The PIPL does differ from other data regulations in how it mirrors the broader political aims of the country enforcing it. “If European data protection laws are grounded in fundamental rights and US privacy laws are grounded in consumer protection, Chinese privacy law is closely aligned with, and I would even say grounded in, national security,” says Tene.
In fact, PIPL expands on a requirement in China’s cybersecurity law that companies store personal data within China. Telecoms, transport, finance firms, and other entities deemed to be critical information infrastructure already had to do so. But that requirement now applies to any company that collects a certain, still undefined amount of people’s data. Following the departure of Yahoo and LinkedIn, Apple is now one of a small number of high-profile international tech companies with a presence in China. To keep its place in the hugely lucrative market, Apple has previously made serious concessions to the Chinese government. At this stage, it’s unclear how much of an impact the PIPL will have on Apple’s business in China.

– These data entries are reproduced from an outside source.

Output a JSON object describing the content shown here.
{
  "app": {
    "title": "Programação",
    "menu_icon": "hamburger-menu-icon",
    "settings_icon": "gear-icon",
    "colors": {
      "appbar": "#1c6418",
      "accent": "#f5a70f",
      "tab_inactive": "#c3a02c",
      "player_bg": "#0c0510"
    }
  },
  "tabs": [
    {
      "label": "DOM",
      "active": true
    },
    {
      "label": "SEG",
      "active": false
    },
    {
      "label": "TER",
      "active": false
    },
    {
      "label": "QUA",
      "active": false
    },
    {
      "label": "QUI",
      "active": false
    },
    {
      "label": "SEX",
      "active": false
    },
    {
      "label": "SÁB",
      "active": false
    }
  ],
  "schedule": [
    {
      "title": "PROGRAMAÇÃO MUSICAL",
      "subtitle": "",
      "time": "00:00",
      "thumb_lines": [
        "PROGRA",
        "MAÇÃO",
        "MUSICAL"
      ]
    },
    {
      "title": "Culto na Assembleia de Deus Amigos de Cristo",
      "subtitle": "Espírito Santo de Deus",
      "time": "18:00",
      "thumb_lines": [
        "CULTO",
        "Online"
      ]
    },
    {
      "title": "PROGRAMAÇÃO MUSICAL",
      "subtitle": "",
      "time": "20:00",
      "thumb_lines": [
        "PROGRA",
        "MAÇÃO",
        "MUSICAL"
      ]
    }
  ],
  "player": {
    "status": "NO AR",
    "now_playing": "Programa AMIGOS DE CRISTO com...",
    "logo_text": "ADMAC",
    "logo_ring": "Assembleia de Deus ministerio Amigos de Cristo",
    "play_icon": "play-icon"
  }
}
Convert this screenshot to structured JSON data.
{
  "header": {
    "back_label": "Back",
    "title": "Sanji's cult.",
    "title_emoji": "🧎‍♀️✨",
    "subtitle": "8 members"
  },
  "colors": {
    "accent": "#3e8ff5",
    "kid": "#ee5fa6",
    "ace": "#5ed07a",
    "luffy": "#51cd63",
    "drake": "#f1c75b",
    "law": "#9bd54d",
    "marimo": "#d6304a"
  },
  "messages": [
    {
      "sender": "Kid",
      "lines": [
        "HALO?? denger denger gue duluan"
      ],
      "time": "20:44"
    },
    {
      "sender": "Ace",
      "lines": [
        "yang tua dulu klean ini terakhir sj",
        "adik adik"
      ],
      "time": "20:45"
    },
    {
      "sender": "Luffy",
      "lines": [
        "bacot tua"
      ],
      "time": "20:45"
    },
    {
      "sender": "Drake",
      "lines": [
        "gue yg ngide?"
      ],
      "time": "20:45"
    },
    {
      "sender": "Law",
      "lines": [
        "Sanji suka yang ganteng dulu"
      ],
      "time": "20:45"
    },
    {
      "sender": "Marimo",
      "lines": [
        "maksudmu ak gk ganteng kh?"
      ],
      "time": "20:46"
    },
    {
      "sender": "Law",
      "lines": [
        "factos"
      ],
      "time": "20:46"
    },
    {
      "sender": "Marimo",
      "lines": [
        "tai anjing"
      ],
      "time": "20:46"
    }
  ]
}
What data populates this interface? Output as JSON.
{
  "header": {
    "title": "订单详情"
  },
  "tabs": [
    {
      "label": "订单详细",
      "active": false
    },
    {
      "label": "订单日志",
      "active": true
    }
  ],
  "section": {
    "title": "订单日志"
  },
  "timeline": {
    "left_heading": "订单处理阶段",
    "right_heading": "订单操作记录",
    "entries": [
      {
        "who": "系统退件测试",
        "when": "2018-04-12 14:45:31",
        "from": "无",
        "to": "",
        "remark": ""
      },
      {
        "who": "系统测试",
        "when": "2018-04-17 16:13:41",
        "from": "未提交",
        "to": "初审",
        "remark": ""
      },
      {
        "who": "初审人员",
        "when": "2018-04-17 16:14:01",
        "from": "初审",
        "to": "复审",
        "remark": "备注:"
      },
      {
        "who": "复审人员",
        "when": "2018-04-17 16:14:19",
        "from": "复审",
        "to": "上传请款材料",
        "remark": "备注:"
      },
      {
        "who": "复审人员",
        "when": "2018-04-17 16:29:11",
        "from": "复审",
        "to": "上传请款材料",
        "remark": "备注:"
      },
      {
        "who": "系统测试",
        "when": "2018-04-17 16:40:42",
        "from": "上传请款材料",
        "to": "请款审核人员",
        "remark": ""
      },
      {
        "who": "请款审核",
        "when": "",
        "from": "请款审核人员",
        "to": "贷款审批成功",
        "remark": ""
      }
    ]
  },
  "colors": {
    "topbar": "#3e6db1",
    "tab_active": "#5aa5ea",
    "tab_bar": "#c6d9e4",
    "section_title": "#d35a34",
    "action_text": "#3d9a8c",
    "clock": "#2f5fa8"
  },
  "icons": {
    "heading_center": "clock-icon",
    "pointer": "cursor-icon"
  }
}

Companies wanting to share data outside of China must also now go through a national security review, says James Gong, a China-based partner at law firm Bird & Bird. Separate guidance translated by DigiChina reveals that a broad range of companies will likely face national security reviews, including those sending “important data” abroad. Companies holding data on more than a million people and wanting to send information abroad will also face reviews. Any reasonable-sized company operating in and out of China could be swept up in this review process.
As part of the security reviews, companies must submit the contract between themselves and the foreign partner receiving the data and complete a self-assessment. This includes laying out why data is being transferred out of China, the types of information being sent, and the risks of doing so. All of this combined could create some uncertainty for companies doing business in China, Gong says. “They will need to consider reshuffling their current business, management, and IT structure and the associated costs.”
While the PIPL is likely to force Chinese domestic companies to improve how they handle data it will also have an impact on broader data rules around the world; there are key distinctions between it, GDPR, and US approaches to privacy—the retaliatory blacklist in particular. “They’re purely political provisions,” says Lee. “These provisions are unseen in any other global privacy proposals.”
The biggest impact of China’s new privacy law—and its protectionist, political spin—may be its influence on other countries that are still developing their own data protection policies, or rewriting them for a digital age. “We have concerns that other countries in Asia may follow the Chinese approach of having those data localization measures in their privacy law,” Lee says. “We are already seeing, for example, India and Vietnam’s privacy drafts have some measures like this.”